Why Not Concurrency?
- Unclean: It is hard to write clean concurrent code, and it is harder to test and debug.
- Design Changes: Concurrency doesn't always improve performance behavior and but it always requires fundamental design changes.
- Extra Management: Concurrency demands a certain amount of management effort, which degrades performance behavior and requires additional code.
- Complexity: Proper concurrency is complex, even for simple problems.
- Unreproducible: Concurrency bugs are usually not reproducible; therefore, they are often written off as one-time occurrences (cosmic rays, glitches, etc.) rather than treated as true defects, as they should be.
- Side-Effects: When threads access out-of-sync data, incorrect results may be returned.
Defensive Concurrency Programming
- Single-Responsibility Principle
- Separation of code: Changes to concurrent code should not be mixed with changes to sequential code. Therefore, you should separate the source code of sequential and concurrent code.
- Separation of change: Concurrent code has special problems that are different, and often more serious, than sequential code. This means that concurrent and sequential code should be changed separately, not within the same commit, or even within the same branch.
- Principle of Least Privilege: Limit concurrent code to the resources it actually needs to avoid side effects. Minimize the amount of shared resources. Divide code blocks and resources into smaller blocks to apply more granular, and therefore more restrictive, resource access.
- Data Copies: You can sometimes avoid shared resources by either working with copies of data and treating them as read-only, or by making multiple copies of the data, having multiple threads compute results on them, and merging those results into a single thread. It is often worth creating multiple objects to avoid concurrency problems.
- Independence: Threads should be as independent as possible. Threads should not share their data or know anything about each other. Instead, they should prefer to work with their own local variables. Try to break data into independent subsets that can be processed by independent threads, possibly in different processes.
Basic Knowledge
Before starting to write concurrent code, get familiar with the following basics:
- Libraries: Use the thread-safe collections provided. Use non-blocking solutions if possible. Be aware multiple library classes are not thread safe.
- Concepts: Mutual Exclusion, Deadlock, Livelock, Thread Pools, Semaphore, Locks, Race Condition, Starvation,
- Patterns: Producer-consumer, Reader-Writer
- Algorithms: Study common algorithms and their use in solutions. For example, the Dining Philosophers problem.
Synchronized Methods
Synchronized means that only one thread can access a method at a time to prevent side effects.
- Avoid dependencies between synchronized methods: In concurrent code, such dependencies, such as when one synchronized method calls another, can cause subtle bugs like deadlocks and performance issues.
- Avoid applying more than one method to a shared object.
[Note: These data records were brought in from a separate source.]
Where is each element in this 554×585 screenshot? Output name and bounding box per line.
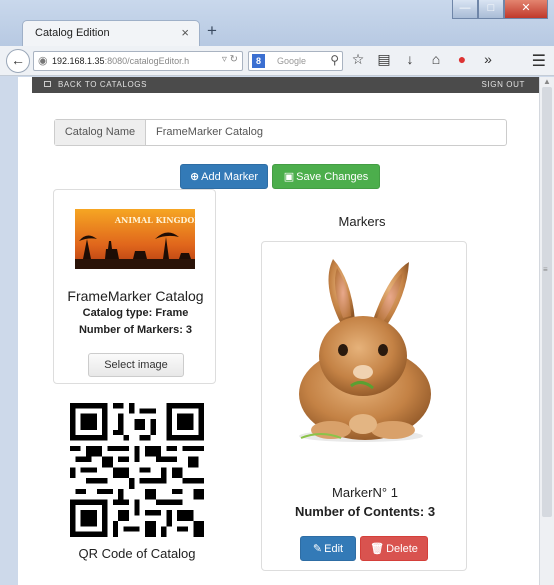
marker-contents-count: Number of Contents: 3 [294,504,436,519]
browser-window: Catalog Edition × + — □ ✕ ← ◉ 192.168.1.… [0,0,554,585]
catalog-name-input[interactable]: FrameMarker Catalog [156,120,276,145]
edit-icon: ✎ [312,543,323,555]
search-engine-icon[interactable]: 8 [252,54,265,68]
marker-name: MarkerN° 1 [332,485,398,500]
tab-close-icon[interactable]: × [181,25,189,40]
catalog-name-label: Catalog Name [55,120,146,145]
downloads-icon[interactable]: ↓ [402,51,418,68]
save-changes-button[interactable]: ▣ Save Changes [272,164,380,189]
back-to-catalogs-label: BACK TO CATALOGS [58,80,148,89]
url-path: :8080/catalogEditor.h [104,56,190,66]
browser-toolbar: ← ◉ 192.168.1.35:8080/catalogEditor.h ▿ … [0,46,554,76]
add-marker-label: Add Marker [201,171,259,183]
browser-tab[interactable]: Catalog Edition × [22,20,200,46]
maximize-button[interactable]: □ [478,0,504,19]
search-placeholder: Google [277,56,307,66]
scroll-grip-icon: ≡ [543,265,548,274]
toolbar-icons: ☆ ▤ ↓ ⌂ ● » [350,51,496,68]
qr-code-caption: QR Code of Catalog [78,546,196,561]
delete-marker-button[interactable]: 🗑 Delete [360,536,428,561]
url-text: 192.168.1.35:8080/catalogEditor.h [52,56,207,66]
reload-icon[interactable]: ▿ ↻ [222,54,238,65]
add-marker-button[interactable]: ⊕ Add Marker [180,164,268,189]
hamburger-menu-icon[interactable]: ☰ [532,51,546,71]
minimize-button[interactable]: — [452,0,478,19]
edit-marker-label: Edit [324,543,344,555]
catalog-name-field: Catalog Name FrameMarker Catalog [54,119,507,146]
sign-out-link[interactable]: SIGN OUT [482,80,525,89]
save-changes-label: Save Changes [296,171,369,183]
home-icon[interactable]: ⌂ [428,51,444,68]
plus-circle-icon: ⊕ [189,171,200,183]
new-tab-button[interactable]: + [207,21,217,41]
select-image-button[interactable]: Select image [88,353,184,377]
marker-card: MarkerN° 1 Number of Contents: 3 ✎ Edit 🗑… [261,241,467,571]
marker-image-rabbit [281,254,449,454]
catalog-card: ANIMAL KINGDOM FrameMarker Catalog Catal… [53,189,216,384]
delete-marker-label: Delete [386,543,418,555]
catalog-image: ANIMAL KINGDOM [75,209,195,269]
back-to-catalogs-link[interactable]: BACK TO CATALOGS [44,80,147,89]
scroll-thumb[interactable] [542,87,552,517]
scroll-up-arrow-icon[interactable]: ▲ [543,77,551,86]
tab-title: Catalog Edition [35,27,110,39]
vertical-scrollbar[interactable]: ▲ ≡ [539,77,554,585]
trash-icon: 🗑 [370,543,385,555]
search-bar[interactable]: 8 Google ⚲ [248,51,343,71]
markers-heading: Markers [338,214,386,229]
address-bar[interactable]: ◉ 192.168.1.35:8080/catalogEditor.h ▿ ↻ [33,51,243,71]
overflow-icon[interactable]: » [480,51,496,68]
globe-icon: ◉ [38,55,48,67]
url-host: 192.168.1.35 [52,56,105,66]
app-navbar: BACK TO CATALOGS SIGN OUT [32,77,539,93]
bookmarks-list-icon[interactable]: ▤ [376,51,392,68]
close-window-button[interactable]: ✕ [504,0,548,19]
title-bar: Catalog Edition × + — □ ✕ [0,0,554,46]
window-controls: — □ ✕ [452,0,548,20]
page-viewport: BACK TO CATALOGS SIGN OUT Catalog Name F… [18,77,539,585]
catalog-image-title: ANIMAL KINGDOM [114,215,195,225]
catalog-name: FrameMarker Catalog [67,288,204,304]
bookmark-star-icon[interactable]: ☆ [350,51,366,68]
back-icon [44,81,51,87]
edit-marker-button[interactable]: ✎ Edit [300,536,356,561]
back-arrow-icon[interactable]: ← [6,49,30,73]
floppy-disk-icon: ▣ [283,171,295,183]
addon-icon[interactable]: ● [454,51,470,68]
catalog-type: Catalog type: Frame [82,307,189,319]
search-icon[interactable]: ⚲ [330,53,339,67]
qr-code-image [70,403,204,537]
catalog-marker-count: Number of Markers: 3 [78,324,193,336]
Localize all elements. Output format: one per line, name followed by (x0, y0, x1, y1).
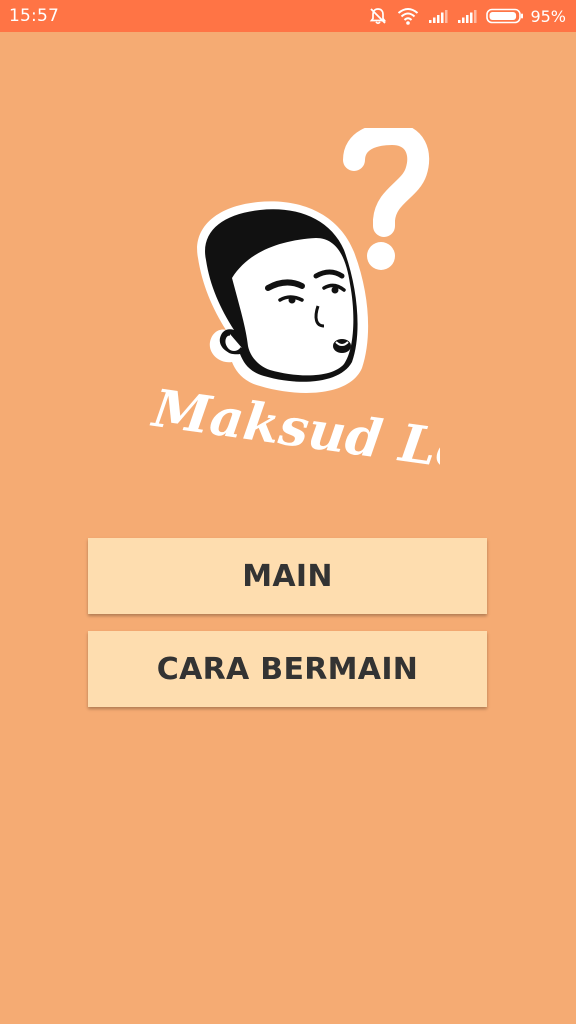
how-to-play-button[interactable]: CARA BERMAIN (88, 631, 487, 707)
question-mark-icon (343, 122, 430, 270)
battery-icon (486, 8, 524, 24)
wifi-icon (397, 7, 419, 25)
status-icons: 95% (359, 0, 566, 32)
status-time: 15:57 (9, 6, 59, 26)
battery-percent: 95% (530, 6, 566, 26)
app-logo: Maksud Lo? (140, 122, 505, 487)
main-button[interactable]: MAIN (88, 538, 487, 614)
alarm-off-icon (368, 6, 388, 26)
signal-icon (428, 8, 448, 24)
status-bar: 15:57 95% (0, 0, 576, 32)
confused-face-icon (197, 201, 369, 393)
signal-icon (457, 8, 477, 24)
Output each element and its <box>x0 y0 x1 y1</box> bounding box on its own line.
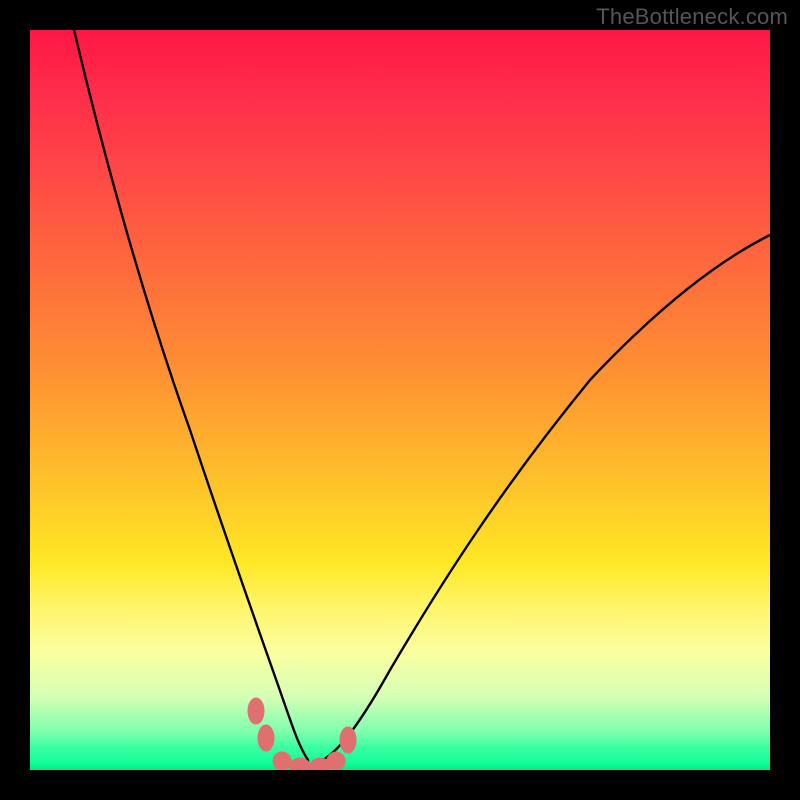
watermark-label: TheBottleneck.com <box>596 4 788 30</box>
marker-dot <box>248 698 264 724</box>
chart-frame: TheBottleneck.com <box>0 0 800 800</box>
marker-dot <box>327 752 345 770</box>
marker-dot <box>290 758 310 770</box>
marker-group <box>248 698 356 770</box>
marker-dot <box>258 725 274 751</box>
curve-layer <box>30 30 770 770</box>
marker-dot <box>340 727 356 753</box>
curve-right <box>308 235 770 766</box>
plot-area <box>30 30 770 770</box>
marker-dot <box>273 752 291 770</box>
curve-left <box>74 30 308 766</box>
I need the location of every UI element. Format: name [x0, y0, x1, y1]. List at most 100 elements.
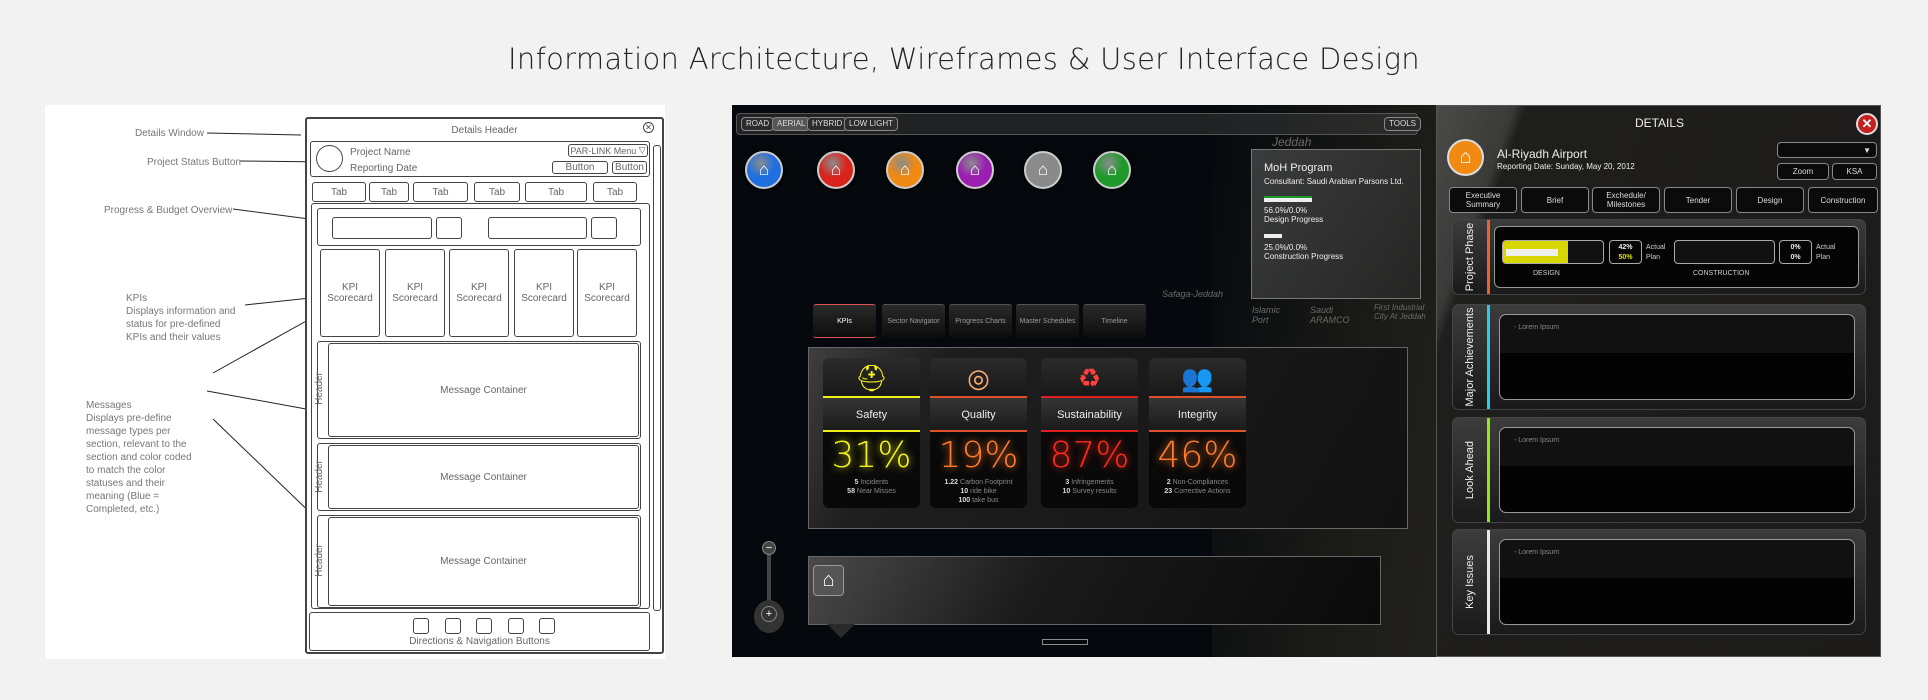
tab-brief[interactable]: Brief	[1521, 187, 1589, 213]
program-popup: MoH Program Consultant: Saudi Arabian Pa…	[1251, 149, 1421, 299]
design-progress-bar	[1264, 196, 1312, 202]
progress-value-2	[591, 217, 617, 239]
annotation-progress: Progress & Budget Overview	[104, 205, 233, 216]
wireframe-panel: Details Window Project Status Button Pro…	[45, 105, 665, 659]
house-icon: ⌂	[1037, 160, 1049, 179]
tab-progress-charts[interactable]: Progress Charts	[949, 304, 1012, 338]
kpi-card-sustainability[interactable]: ♻ Sustainability 87% 3 Infringements 10 …	[1041, 358, 1138, 508]
tab-2[interactable]: Tab	[369, 182, 409, 202]
design-progress-label: Design Progress	[1264, 215, 1324, 224]
tab-tender[interactable]: Tender	[1664, 187, 1732, 213]
kpi-stat: 5 Incidents	[854, 479, 889, 486]
tab-timeline[interactable]: Timeline	[1083, 304, 1146, 338]
reporting-date: Reporting Date	[350, 163, 418, 174]
design-progress-value: 56.0%/0.0%	[1264, 206, 1308, 215]
kpi-scorecard[interactable]: KPI Scorecard	[514, 249, 574, 337]
target-cursor-icon: ◎	[967, 363, 990, 393]
project-marker-red[interactable]: ⌂	[817, 151, 855, 189]
kpi-stat: 10 ride bike	[960, 488, 997, 495]
kpi-scorecard[interactable]: KPI Scorecard	[449, 249, 509, 337]
message-container[interactable]: - Lorem Ipsum	[1499, 314, 1855, 400]
close-button[interactable]: ✕	[1856, 113, 1878, 135]
details-title: DETAILS	[1634, 116, 1685, 130]
menu-label: PAR-LINK Menu	[570, 145, 637, 156]
message-container: Message Container	[328, 445, 639, 509]
ksa-button[interactable]: KSA	[1832, 163, 1877, 180]
section-label: Look Ahead	[1464, 440, 1476, 500]
message-container[interactable]: - Lorem Ipsum	[1499, 427, 1855, 513]
house-icon[interactable]: ⌂	[813, 565, 844, 596]
zoom-out-button[interactable]: −	[762, 541, 776, 555]
kpi-stat: 100 take bus	[958, 497, 999, 504]
tab-3[interactable]: Tab	[413, 182, 468, 202]
status-bar	[1487, 305, 1490, 409]
project-status-icon[interactable]: ⌂	[1447, 139, 1484, 176]
message-text: - Lorem Ipsum	[1514, 437, 1560, 444]
tab-6[interactable]: Tab	[593, 182, 637, 202]
message-container[interactable]: - Lorem Ipsum	[1499, 539, 1855, 625]
par-link-menu[interactable]: PAR-LINK Menu ▽	[568, 144, 648, 157]
project-marker-orange[interactable]: ⌂	[886, 151, 924, 189]
section-label: Project Phase	[1464, 222, 1476, 292]
nav-button[interactable]	[445, 618, 461, 634]
house-icon: ⌂	[969, 160, 981, 179]
scrollbar[interactable]	[653, 145, 661, 611]
design-percent-box: 42% 50%	[1609, 240, 1642, 264]
project-dropdown[interactable]: ▼	[1777, 142, 1877, 158]
kpi-card-safety[interactable]: ⛑ Safety 31% 5 Incidents 58 Near Misses	[823, 358, 920, 508]
button-2[interactable]: Button	[612, 161, 647, 174]
view-road-button[interactable]: ROAD	[741, 117, 775, 131]
nav-button[interactable]	[413, 618, 429, 634]
tab-schedule-milestones[interactable]: Exchedule/ Milestones	[1592, 187, 1660, 213]
progress-bar-1	[332, 217, 432, 239]
kpi-card-quality[interactable]: ◎ Quality 19% 1.22 Carbon Footprint 10 r…	[930, 358, 1027, 508]
kpi-label: Scorecard	[456, 293, 502, 304]
status-bar	[1487, 220, 1490, 294]
hard-hat-icon: ⛑	[854, 363, 888, 393]
tab-5[interactable]: Tab	[525, 182, 587, 202]
project-info-panel	[808, 556, 1381, 625]
project-marker-blue[interactable]: ⌂	[745, 151, 783, 189]
house-icon: ⌂	[1106, 160, 1118, 179]
page-title: Information Architecture, Wireframes & U…	[508, 42, 1420, 76]
kpi-stat: 58 Near Misses	[847, 488, 896, 495]
close-icon[interactable]: ✕	[643, 122, 654, 133]
tab-sector-navigator[interactable]: Sector Navigator	[882, 304, 945, 338]
kpi-scorecard[interactable]: KPI Scorecard	[320, 249, 380, 337]
tab-kpis[interactable]: KPIs	[813, 304, 876, 338]
recycle-icon: ♻	[1077, 363, 1102, 393]
kpi-scorecard[interactable]: KPI Scorecard	[577, 249, 637, 337]
zoom-button[interactable]: Zoom	[1777, 163, 1829, 180]
tab-1[interactable]: Tab	[312, 182, 366, 202]
kpi-label: Scorecard	[521, 293, 567, 304]
kpi-stat: 3 Infringements	[1065, 479, 1114, 486]
zoom-in-button[interactable]: +	[754, 600, 784, 633]
project-status-button[interactable]	[316, 145, 343, 172]
annotation-details-window: Details Window	[135, 128, 204, 139]
project-marker-green[interactable]: ⌂	[1093, 151, 1131, 189]
view-aerial-button[interactable]: AERIAL	[772, 117, 811, 131]
tab-master-schedules[interactable]: Master Schedules	[1016, 304, 1079, 338]
nav-button[interactable]	[476, 618, 492, 634]
construction-label: CONSTRUCTION	[1693, 270, 1750, 277]
tab-executive-summary[interactable]: Executive Summary	[1449, 187, 1517, 213]
tab-4[interactable]: Tab	[474, 182, 520, 202]
kpi-scorecard[interactable]: KPI Scorecard	[385, 249, 445, 337]
view-hybrid-button[interactable]: HYBRID	[807, 117, 848, 131]
message-header: Header	[313, 372, 325, 405]
nav-button[interactable]	[508, 618, 524, 634]
kpi-label: KPI	[470, 282, 488, 293]
project-marker-gray[interactable]: ⌂	[1024, 151, 1062, 189]
tab-design[interactable]: Design	[1736, 187, 1804, 213]
button-1[interactable]: Button	[552, 161, 608, 174]
view-lowlight-button[interactable]: LOW LIGHT	[844, 117, 899, 131]
nav-button[interactable]	[539, 618, 555, 634]
tab-construction[interactable]: Construction	[1808, 187, 1878, 213]
tools-button[interactable]: TOOLS	[1384, 117, 1421, 131]
zoom-slider-track[interactable]	[767, 555, 771, 605]
message-container: Message Container	[328, 517, 639, 606]
actual-plan-legend: Actual Plan	[1646, 244, 1666, 261]
project-marker-purple[interactable]: ⌂	[956, 151, 994, 189]
kpi-card-integrity[interactable]: 👥 Integrity 46% 2 Non-Compliances 23 Cor…	[1149, 358, 1246, 508]
construction-percent-box: 0% 0%	[1779, 240, 1812, 264]
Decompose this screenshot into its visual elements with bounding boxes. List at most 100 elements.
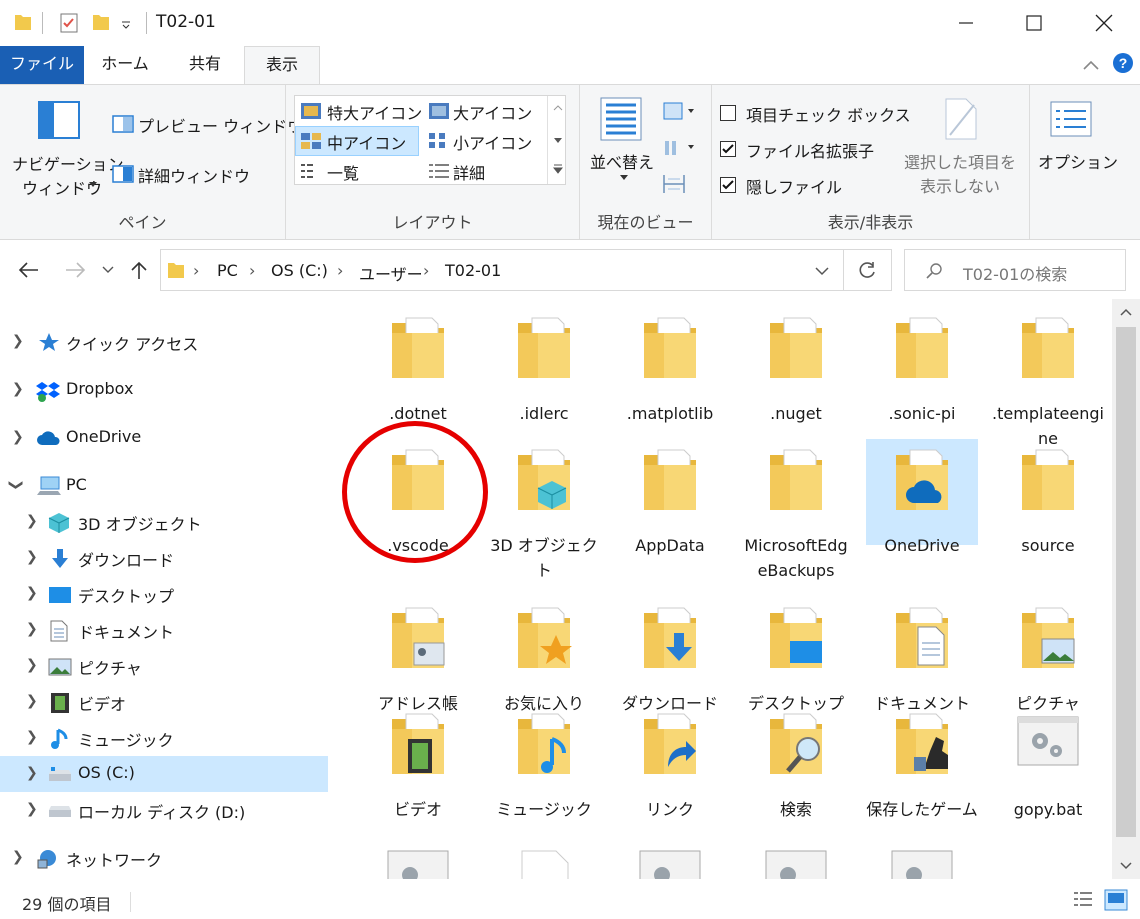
nav-item-os-c[interactable]: ❯ OS (C:) [0,756,328,792]
tab-file[interactable]: ファイル [0,46,84,84]
file-item[interactable]: 検索 [740,711,852,828]
minimize-button[interactable] [932,0,1000,46]
nav-item-network[interactable]: ❯ ネットワーク [0,840,328,876]
vertical-scrollbar[interactable] [1112,299,1140,879]
forward-arrow-icon[interactable] [64,261,86,279]
nav-item-downloads[interactable]: ❯ ダウンロード [0,540,328,576]
file-item[interactable]: ミュージック [488,711,600,828]
layout-small-icons[interactable]: 小アイコン [423,126,547,156]
file-item[interactable]: .idlerc [488,315,600,432]
size-columns-icon[interactable] [662,173,686,195]
expand-chevron-icon[interactable]: ❯ [26,621,38,637]
large-icons-view-icon[interactable] [1104,889,1128,911]
address-dropdown-icon[interactable] [815,266,829,276]
file-item[interactable]: source [992,447,1104,564]
group-by-icon[interactable] [662,101,696,121]
add-columns-icon[interactable] [662,137,696,157]
file-item[interactable]: MicrosoftEdgeBackups [740,447,852,614]
expand-chevron-icon[interactable]: ❯ [26,693,38,709]
chevron-down-icon[interactable] [120,18,132,30]
close-button[interactable] [1070,0,1138,46]
file-item[interactable]: .nuget [740,315,852,432]
details-pane-button[interactable]: 詳細ウィンドウ [110,161,280,187]
nav-item-desktop[interactable]: ❯ デスクトップ [0,576,328,612]
nav-item-pictures[interactable]: ❯ ピクチャ [0,648,328,684]
expand-chevron-icon[interactable]: ❯ [26,729,38,745]
scroll-down-icon[interactable] [1120,861,1132,871]
breadcrumb-os-c[interactable]: OS (C:) [271,261,328,280]
file-item[interactable]: ピクチャ [992,605,1104,722]
file-item[interactable]: 3D オブジェクト [488,447,600,589]
file-item[interactable]: お気に入り [488,605,600,722]
layout-extra-large-icons[interactable]: 特大アイコン [295,96,422,126]
expand-chevron-icon[interactable]: ❯ [12,333,24,349]
file-item[interactable] [362,849,474,879]
hidden-items-toggle[interactable]: 隠しファイル [720,173,910,199]
expand-chevron-icon[interactable]: ❯ [26,801,38,817]
file-extensions-toggle[interactable]: ファイル名拡張子 [720,137,910,163]
maximize-button[interactable] [1000,0,1068,46]
file-item[interactable]: アドレス帳 [362,605,474,722]
file-item[interactable]: gopy.bat [992,711,1104,828]
item-checkboxes-toggle[interactable]: 項目チェック ボックス [720,101,911,127]
expand-chevron-icon[interactable]: ❯ [26,765,38,781]
file-item[interactable]: デスクトップ [740,605,852,722]
layout-medium-icons[interactable]: 中アイコン [295,126,419,156]
expand-chevron-icon[interactable]: ❯ [26,549,38,565]
search-input[interactable]: T02-01の検索 [904,249,1126,291]
collapse-ribbon-icon[interactable] [1082,58,1100,72]
preview-pane-button[interactable]: プレビュー ウィンドウ [110,111,303,137]
expand-chevron-icon[interactable]: ❯ [12,429,24,445]
file-item[interactable] [740,849,852,879]
new-folder-icon[interactable] [92,12,110,32]
file-item[interactable]: ドキュメント [866,605,978,722]
expand-chevron-icon[interactable]: ❯ [12,381,24,397]
details-view-icon[interactable] [1072,890,1094,910]
file-item[interactable]: .dotnet [362,315,474,432]
tab-home[interactable]: ホーム [84,46,166,84]
options-button[interactable]: オプション [1034,95,1118,195]
navigation-pane-button[interactable]: ナビゲーション ウィンドウ [6,95,124,205]
breadcrumb-current[interactable]: T02-01 [445,261,501,280]
scrollbar-thumb[interactable] [1116,327,1136,837]
file-item[interactable]: AppData [614,447,726,564]
up-arrow-icon[interactable] [130,260,148,280]
nav-item-local-disk-d[interactable]: ❯ ローカル ディスク (D:) [0,792,328,828]
file-item[interactable]: .sonic-pi [866,315,978,432]
file-item[interactable]: .matplotlib [614,315,726,432]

If this is not possible, you have three options:
- Client-based locking: The client locks the server, calls all the server methods, and then releases the lock.
- Server-based locking: Create a method in the server that locks the server, calls all the methods, and then unlocks the server. A client can now safely call this new method.
- Adapted Server: Create an intermediate component to perform the lock. This is a variant of server-based locking when the original server cannot be changed. Ideally, one would use thread-save collections and implements them behind extended interfaces.
- Server-based locking is preferred over client-based locking. With server-based locking, the class used takes care of the internal locking, so the user has nothing else to worry about. With client-based locking, the user has to implement locking manually, which makes the approach error-prone and difficult to maintain.
- Keep synchronized sections small. Locks are expensive because they add administrative overhead and delay. On the other hand, critical sections need to be protected. Critical sections are pieces of code that will only run correctly if they are not accessed by multiple threads at the same time. Keeping synchronized sections small avoids both problem. Only use it for small, critical code sections.
Miscellaneous
- Performance: When a performance bottleneck is detected in an application, the cause can be I/O or CPU. Increasing the number of threads will show which of the two is the actual bottleneck, see this article.
- Stress Testing: A common type of test that determines the maximum throughput of an application by sending a large number of requests and examining the response times.
- Execution Paths: Always consider the concept of different execution paths. The amount of possible interleaving of instructions that are processed by at least two threads. For example, objects with mutable states could unintentionally cause different results doing the same operation twice.
- Write Shutdown Code Early: Shutting down an application requires the safe termination of all concurrent processes. Writing shutdown code is difficult. Writing shutdown code early is cheaper than writing it later. Study the available algorithms.